Bestellinformation
| Produkt | Katalog # | EINHEIT | Preis | ANZAHL | Favoriten | |
CB2/Cannabinoid Receptor 2/CNR2 Double Nickase Plasmid (m) | sc-419723-NIC | 20 µg | $410.00 | |||
CB2/Cannabinoid Receptor 2/CNR2 Double Nickase Plasmid (m2) | sc-419723-NIC-2 | 20 µg | $410.00 |
Cnr2 kodiert den Cannabinoidrezeptor 2 (CB2), einen Gi/o-gekoppelten GPCR, der vor allem in Immun- und myeloischen Zelllinien angereichert ist und über die Hemmung der Adenylylcyclase sowie die Modulation der MAPK- und PI3K/AKT-Signalwege Chemotaxis, Zytokinfreisetzung und den Entzündungsgrundton reguliert. Eine Aktivierung von CB2 kann die intrazelluläre Ca²⁺-Dynamik beeinflussen und mit NF-κB-abhängigen Transkriptionsprogrammen interagieren, wodurch angeborene und adaptive Immunantworten geprägt werden.
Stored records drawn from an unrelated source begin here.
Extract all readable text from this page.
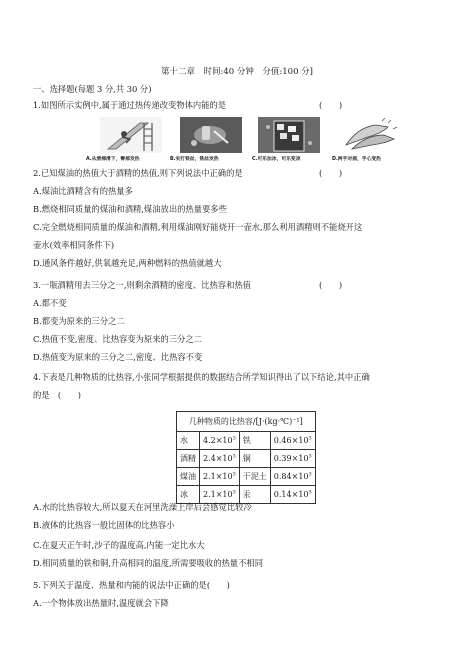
第十二章　时间:40 分钟　分值:100 分]
一、选择题(每题 3 分,共 30 分)
1.如图所示实例中,属于通过热传递改变物体内能的是	(　　)
A.从滑梯滑下，臀部发热	B.实打铁丝，铁丝发热	C.可乐加冰，可乐变凉	D.两手对搓，手心变热
2.已知煤油的热值大于酒精的热值,则下列说法中正确的是	(　　)
A.煤油比酒精含有的热量多
B.燃烧相同质量的煤油和酒精,煤油放出的热量要多些
C.完全燃烧相同质量的煤油和酒精,利用煤油刚好能烧开一壶水,那么利用酒精则不能烧开这
壶水(效率相同条件下)
D.通风条件越好,供氧越充足,两种燃料的热值就越大
3.一瓶酒精用去三分之一,则剩余酒精的密度、比热容和热值	(　　)
A.都不变
B.都变为原来的三分之二
C.热值不变,密度、比热容变为原来的三分之二
D.热值变为原来的三分之二,密度、比热容不变
4.下表是几种物质的比热容,小张同学根据提供的数据结合所学知识得出了以下结论,其中正确
的是　(　　)
几种物质的比热容/[J·(kg·℃)⁻¹]			
水	$4.2\times 10^3$	铁	$0.46\times 10^3$
酒精	$2.4\times 10^3$	铜	$0.39\times 10^3$
煤油	$2.1\times 10^3$	干泥土	$0.84\times 10^3$
冰	$2.1\times 10^3$	汞	$0.14\times 10^3$
A.水的比热容较大,所以夏天在河里洗澡上岸后会感觉比较冷
B.液体的比热容一般比固体的比热容小
C.在夏天正午时,沙子的温度高,内能一定比水大
D.相同质量的铁和铜,升高相同的温度,所需要吸收的热量不相同
5.下列关于温度、热量和内能的说法中正确的是(　　)
A.一个物体放出热量时,温度就会下降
In Mausmodellen wird die Funktion von Cnr2 häufig im Kontext von Neuroinflammation, Schmerzverarbeitung, metabolischer Entzündung und Immunzellmigration untersucht, wobei veränderte Rezeptorsignale die Phänotypen gewebeständiger und infiltrierender Leukozyten modifizieren können.
CB2/Cannabinoid Receptor 2/CNR2 Das Double-Nickase-Plasmid (m) besteht aus einem aufeinander abgestimmten Plasmidpaar, das für die hochspezifische Bearbeitung des Cnr2-Lokus in mouse-Zelllinien entwickelt wurde. Jedes Plasmid exprimiert eine Cas9-D10A-Nickase und eine spezifische sgRNA, die auf entgegengesetzte DNA-Stränge innerhalb von Cnr2 abzielt. Wenn sie auf benachbarte Stellen auf entgegengesetzten DNA-Strängen gerichtet sind, erzeugen die beiden Nickasen versetzte Einzelstrang-Schnitte, die zusammen einen versetzten Doppelstrangbruch erzeugen, was eine koordinierte On-Target-Aktivität beider Guides erfordert. Der resultierende DNA-Bruch wird durch endogene zelluläre Reparaturwege behoben, meist durch nicht-homologe Endverknüpfung (NHEJ), was zu Insertionen oder Deletionen führt, die die Cnr2-Funktion stören. Durch die Notwendigkeit einer doppelten sgRNA-Bindung am Zielort erhöht der Doppel-Nick-Ansatz die Spezifität der Bearbeitung und bietet eine komplementäre CRISPR-Strategie für Anwendungen, bei denen eine zusätzliche Kontrolle über die Zielgenauigkeit gewünscht ist.
Um eine effiziente Identifizierung editierter Zellen zu unterstützen, kodiert ein Plasmid GFP zur fluoreszierenden Visualisierung transfizierter Populationen, während das Begleitplasmid ein Puromycin-Resistenzgen für die Antibiotika-Selektion trägt. Zusammen unterstützen diese Merkmale eine effiziente Anreicherung co-transfizierter Populationen und vereinfachen die Validierung von Klonen mit Cnr2-Störung.
Nur für Forschungszwecke. Nicht für diagnostische oder therapeutische Zwecke bestimmt.